The first ever radio commercial was broadcast New York AM station WEAF, broadcasting at 660 kHz on the AM dial, 101 years ago today, on August 28, 1922. As a result, August 28 is recognized by radio enthusiasts as Radio Commercials Day.
The commercial was for the Queensboro Corporation, a real-estate developer that developed the area in Queens known as Train Meadow into Jackson Heights with the construction of garden apartments that closely resemble the garden apartments built in Charlottenburg by the Beamten-Wohnungs-Verein zu Berlin eG.
On August 28, 1922, the Queensboro Corporation paid $50 to WEAF in order to broadcast a ten-minute sales pitch for the Nathaniel Hawthorne apartments in Jackson Heights, something today we would refer to as an infomercial. The presenter, Mr.
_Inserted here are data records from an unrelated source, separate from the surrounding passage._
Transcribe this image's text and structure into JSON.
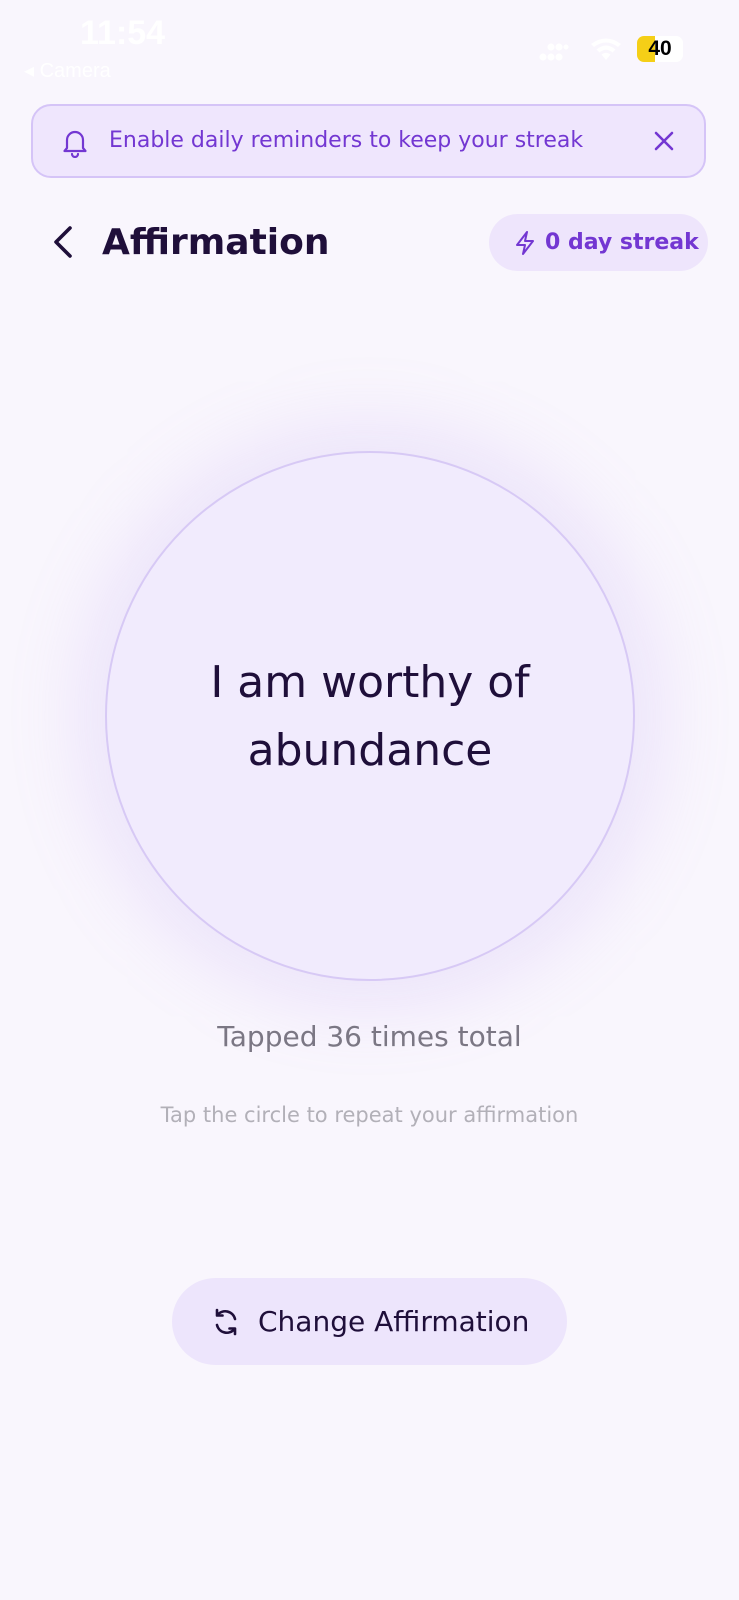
{
  "status_bar": {
    "time": "11:54",
    "back_app": "◂ Camera",
    "battery_level": "40",
    "battery_fraction": 0.4
  },
  "banner": {
    "text": "Enable daily reminders to keep your streak",
    "icon": "bell-icon",
    "close_icon": "close-icon"
  },
  "header": {
    "title": "Affirmation",
    "back_icon": "chevron-left-icon",
    "streak_icon": "lightning-icon",
    "streak_label": "0 day streak"
  },
  "affirmation": {
    "text": "I am worthy of abundance"
  },
  "stats": {
    "tap_count_text": "Tapped 36 times total",
    "hint": "Tap the circle to repeat your affirmation"
  },
  "actions": {
    "change_label": "Change Affirmation",
    "change_icon": "refresh-icon"
  },
  "colors": {
    "background": "#f9f6fd",
    "accent": "#7337d2",
    "text_dark": "#1f0f3a",
    "banner_bg": "#efe6fd",
    "circle_bg": "#f1ebfd",
    "battery": "#f5cf17"
  }
}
Blackwell of Queensboro, then urged listeners to “seek the recreation and the daily comfort of the home removed from the congested part of the city, right at the boundaries of G-d’s great outdoors, and within a few minutes by subway from the business section of Manhattan.”
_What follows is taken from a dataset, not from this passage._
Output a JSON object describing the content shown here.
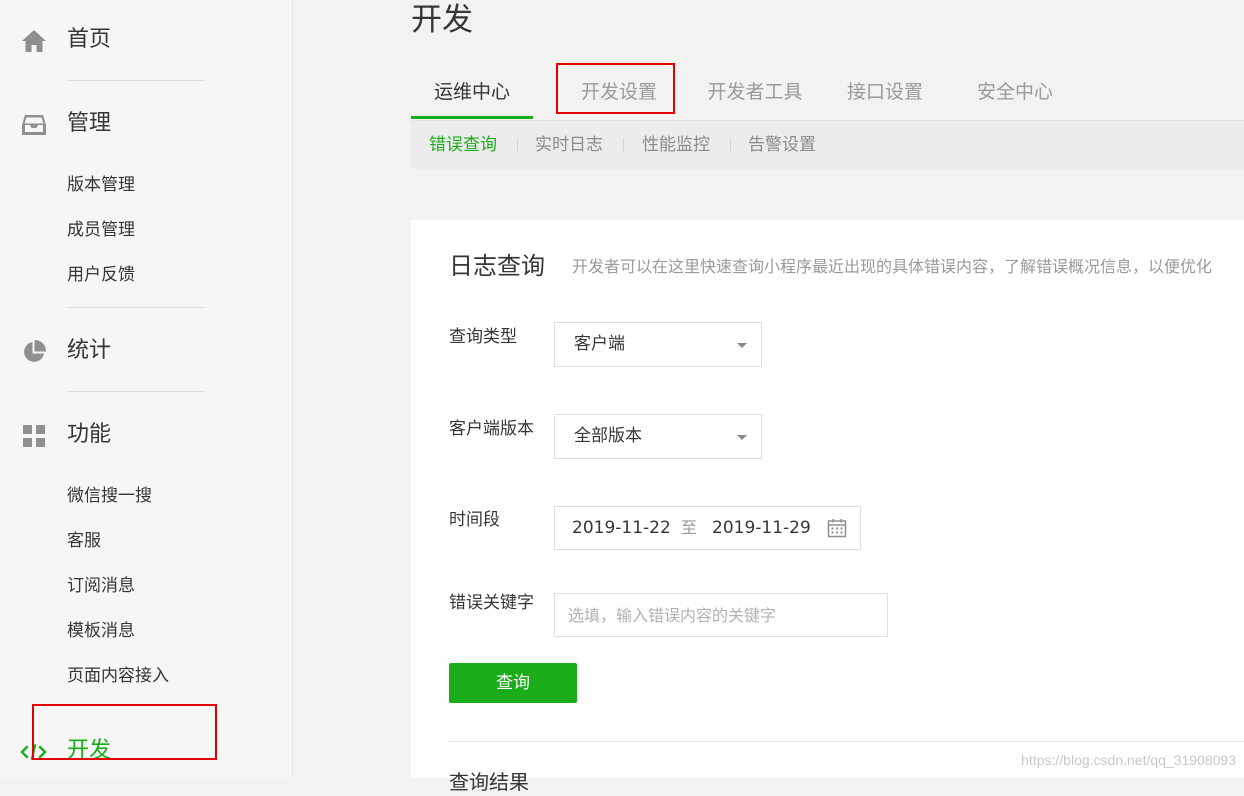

He continued as follows: “The cry of the heart is for more living room, more chance to unfold, more opportunity to get near Mother Earth, to play, to romp, to plant and to dig … Let me enjoin upon you as you value your health and your hopes and your home happiness, get away from the solid masses of brick … where your children grow up starved for a run over a patch of grass and the sight of a tree…”
From 1922 to 1926, WEAF licensed to Western Electric. It was purchased by the Radio Corporation of America, or RCA, in 1926 and was the callsign of the radio station that became first WRCA and later WNBC and served as the flagship station of the NBC Red network. As WNBC it was the first network radio station in the United States.